A Faixa de Gaza voltou a viver um dos dias mais sangrentos da guerra neste sábado (13), com 139 palestinos mortos e 425 feridos em ataques israelenses, segundo o Ministério da Saúde local. A aeronáutica de Israel realizou 150 bombardeios em 24 horas, além de operações terrestres com tanques em Beit Hanoun (norte) e Khan Younis (sul).
A escalada acontece em meio ao colapso das negociações por um cessar-fogo de 60 dias. Enquanto delegações palestinas e israelenses permanecem em Doha, mediadas pelo Catar e pelos Estados Unidos, o Exército de Israel amplia sua presença no território e avança sobre regiões densamente povoadas, agravando a catástrofe humanitária que já deixou mais de 57.880 mortos e 138 mil feridos desde outubro de 2023.
A situação mais grave foi registrada em Rafah, onde 17 pessoas foram assassinadas em um novo episódio de disparos contra civis em fila por comida. Testemunhas relataram à Reuters que os tiros foram direcionados à cabeça e ao peito.
“Estávamos sentados e, de repente, começaram a atirar. Por cinco minutos ficamos sob fogo. Um homem ao meu lado foi atingido direto no coração”, disse Mahmoud Makram, sobrevivente do ataque.
O tiroteio em Rafah é parte de uma série de episódios semelhantes ocorridos nas últimas seis semanas, que já deixaram pelo menos 800 mortos.

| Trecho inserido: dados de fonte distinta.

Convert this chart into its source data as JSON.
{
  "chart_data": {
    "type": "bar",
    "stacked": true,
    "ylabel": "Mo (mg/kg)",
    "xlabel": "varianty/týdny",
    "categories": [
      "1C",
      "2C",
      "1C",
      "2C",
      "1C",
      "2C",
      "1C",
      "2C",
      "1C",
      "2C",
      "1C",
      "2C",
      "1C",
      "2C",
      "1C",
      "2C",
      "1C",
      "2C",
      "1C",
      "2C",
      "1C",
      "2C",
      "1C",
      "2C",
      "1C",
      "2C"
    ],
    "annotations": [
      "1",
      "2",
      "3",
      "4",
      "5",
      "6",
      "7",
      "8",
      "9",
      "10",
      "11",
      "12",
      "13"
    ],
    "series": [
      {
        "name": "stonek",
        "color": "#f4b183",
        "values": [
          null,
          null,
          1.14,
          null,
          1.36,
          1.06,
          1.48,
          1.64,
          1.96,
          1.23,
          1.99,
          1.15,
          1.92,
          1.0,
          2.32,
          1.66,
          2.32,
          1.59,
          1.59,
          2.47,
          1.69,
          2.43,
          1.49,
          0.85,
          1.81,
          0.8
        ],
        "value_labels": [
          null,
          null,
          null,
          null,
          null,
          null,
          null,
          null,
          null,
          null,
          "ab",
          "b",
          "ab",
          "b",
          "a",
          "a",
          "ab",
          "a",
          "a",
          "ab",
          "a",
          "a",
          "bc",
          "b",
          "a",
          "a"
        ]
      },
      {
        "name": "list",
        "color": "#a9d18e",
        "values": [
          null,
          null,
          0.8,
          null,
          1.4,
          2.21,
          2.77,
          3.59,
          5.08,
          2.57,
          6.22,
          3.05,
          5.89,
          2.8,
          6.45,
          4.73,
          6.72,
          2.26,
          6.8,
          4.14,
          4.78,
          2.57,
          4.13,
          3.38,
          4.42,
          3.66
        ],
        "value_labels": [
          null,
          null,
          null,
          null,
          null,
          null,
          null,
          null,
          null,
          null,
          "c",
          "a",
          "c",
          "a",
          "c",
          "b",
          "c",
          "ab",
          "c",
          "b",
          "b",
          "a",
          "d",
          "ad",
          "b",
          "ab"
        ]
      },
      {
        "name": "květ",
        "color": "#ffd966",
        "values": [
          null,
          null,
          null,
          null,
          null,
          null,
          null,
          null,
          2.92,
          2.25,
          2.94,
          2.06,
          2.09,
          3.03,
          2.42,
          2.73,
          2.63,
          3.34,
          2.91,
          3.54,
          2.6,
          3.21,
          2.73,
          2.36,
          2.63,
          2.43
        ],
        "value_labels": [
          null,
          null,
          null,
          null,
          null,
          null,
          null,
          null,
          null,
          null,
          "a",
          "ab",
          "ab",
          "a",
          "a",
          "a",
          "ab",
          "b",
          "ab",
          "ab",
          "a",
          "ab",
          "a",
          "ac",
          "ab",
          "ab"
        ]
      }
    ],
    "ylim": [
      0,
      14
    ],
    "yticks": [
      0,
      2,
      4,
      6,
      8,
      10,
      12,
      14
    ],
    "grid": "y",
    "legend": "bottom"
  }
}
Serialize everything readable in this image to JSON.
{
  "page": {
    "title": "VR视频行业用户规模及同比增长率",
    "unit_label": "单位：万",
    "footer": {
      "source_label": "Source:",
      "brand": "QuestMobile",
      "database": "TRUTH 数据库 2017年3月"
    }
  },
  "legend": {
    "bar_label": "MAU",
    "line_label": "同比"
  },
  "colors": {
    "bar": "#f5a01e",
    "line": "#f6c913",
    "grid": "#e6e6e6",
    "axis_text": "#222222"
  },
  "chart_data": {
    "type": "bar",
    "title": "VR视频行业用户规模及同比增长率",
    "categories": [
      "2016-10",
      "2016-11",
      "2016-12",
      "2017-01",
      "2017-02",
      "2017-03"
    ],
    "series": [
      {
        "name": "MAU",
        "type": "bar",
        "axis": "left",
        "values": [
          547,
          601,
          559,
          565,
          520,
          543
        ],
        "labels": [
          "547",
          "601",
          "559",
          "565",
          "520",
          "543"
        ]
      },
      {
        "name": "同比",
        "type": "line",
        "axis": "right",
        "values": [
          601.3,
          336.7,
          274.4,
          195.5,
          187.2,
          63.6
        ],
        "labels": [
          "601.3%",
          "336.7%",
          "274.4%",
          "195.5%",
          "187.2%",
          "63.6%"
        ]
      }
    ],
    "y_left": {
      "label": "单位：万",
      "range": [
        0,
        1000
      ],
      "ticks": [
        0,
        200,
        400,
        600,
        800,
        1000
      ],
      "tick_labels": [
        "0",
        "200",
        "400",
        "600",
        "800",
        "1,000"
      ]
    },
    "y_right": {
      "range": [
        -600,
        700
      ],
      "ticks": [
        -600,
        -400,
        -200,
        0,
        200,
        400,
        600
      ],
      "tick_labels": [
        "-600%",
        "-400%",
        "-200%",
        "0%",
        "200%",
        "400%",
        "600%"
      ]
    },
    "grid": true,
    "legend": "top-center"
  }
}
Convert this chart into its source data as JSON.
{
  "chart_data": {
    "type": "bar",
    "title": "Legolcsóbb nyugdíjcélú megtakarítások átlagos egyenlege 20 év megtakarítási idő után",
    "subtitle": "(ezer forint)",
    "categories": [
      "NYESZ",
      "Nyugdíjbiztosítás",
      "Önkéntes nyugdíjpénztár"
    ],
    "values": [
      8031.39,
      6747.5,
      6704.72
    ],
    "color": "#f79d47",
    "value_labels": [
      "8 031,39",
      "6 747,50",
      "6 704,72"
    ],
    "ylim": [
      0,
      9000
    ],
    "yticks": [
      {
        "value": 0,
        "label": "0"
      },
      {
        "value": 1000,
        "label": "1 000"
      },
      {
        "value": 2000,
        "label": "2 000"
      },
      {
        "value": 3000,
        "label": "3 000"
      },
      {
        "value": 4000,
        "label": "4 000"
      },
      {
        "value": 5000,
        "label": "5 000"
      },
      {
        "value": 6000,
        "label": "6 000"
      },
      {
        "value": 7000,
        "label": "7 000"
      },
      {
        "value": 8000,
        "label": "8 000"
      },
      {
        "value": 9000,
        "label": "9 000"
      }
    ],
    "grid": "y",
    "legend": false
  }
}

Desde o fim de maio, Israel implementou um novo modelo de distribuição de alimentos sob vigilância armada, em parceria com a Gaza Humanitarian Foundation (GHF), organização apoiada pelos Estados Unidos.
A ONU rejeita o sistema, alegando que ele viola os princípios de neutralidade e coloca a população em risco direto.
De acordo com o Middle East Eye, soldados israelenses e contratados militares privados (mercenários) estariam atirando contra civis nos pontos de distribuição. Duas fontes da empresa UG Solutions, que atua junto à GHF, confirmaram à Associated Press que houve ordens de abrir fogo.
O jornal Haaretz também publicou depoimentos de soldados israelenses relatando que foram instruídos a atirar em pessoas desarmadas que buscavam comida.
Negociadores palestinos ouvidos pelo portal afirmam que aceitar a presença da GHF nos termos propostos equivaleria a legitimar os assassinatos em curso.
“Esse mecanismo não tem legitimidade. Para aceitar isso, teríamos que aceitar as mortes nas filas de comida”, disse uma das fontes envolvidas nas conversas.
Israel propõe manter ocupação em Rafah e construir “cidade humanitária”
O impasse nas negociações se aprofunda diante da proposta israelense de manter cerca de 40% da Faixa de Gaza sob controle militar durante a trégua — incluindo toda a região sul de Rafah, além de zonas no norte e leste do território.
O plano, segundo as fontes palestinas, inviabiliza o retorno de milhares de famílias deslocadas.
A permanência das tropas permitiria, ainda, a execução do plano anunciado pelo ministro da Defesa de Israel, Israel Katz, de construir uma “cidade humanitária” sobre as ruínas de Rafah.
O projeto prevê a transferência de até 600 mil pessoas para campos de tendas, com possível expulsão posterior para fora de Gaza. Negociadores palestinos classificam o plano como um campo de concentração moderno disfarçado de ajuda.
“O objetivo é empurrar a população para fora de Gaza, criando zonas controladas militarmente onde as pessoas perdem o direito de voltar”, afirma uma fonte próxima às tratativas em Doha.
Exigências contraditórias bloqueiam acordo: “Não é paz, é rendição”
O colapso da negociação também reflete exigências irreconciliáveis entre as partes. Israel insiste que o fim da guerra só ocorrerá após a libertação de todos os reféns e o desmantelamento total do Hamas — tanto militar quanto politicamente. Já os negociadores palestinos defendem que o cessar-fogo de 60 dias seja o ponto de partida para uma trégua definitiva.
Segundo eles, aceitar a proposta israelense atual equivaleria a autorizar uma limpeza étnica completa. “Se aceitarmos a desmilitarização, permitiremos que Israel expulse toda a população de Gaza”, disse uma das fontes.
A delegação palestina afirma ter entrado nas negociações com disposição para libertar 10 reféns vivos, mas considera que o governo Netanyahu atua deliberadamente para sabotar o acordo.
Para especialistas ouvidos pela imprensa internacional, o bloqueio diplomático reflete uma estratégia israelense de usar o sofrimento da população como instrumento de pressão. Em vez de trégua, os civis palestinos seguem morrendo em massa, seja sob bombas, seja ao buscar comida.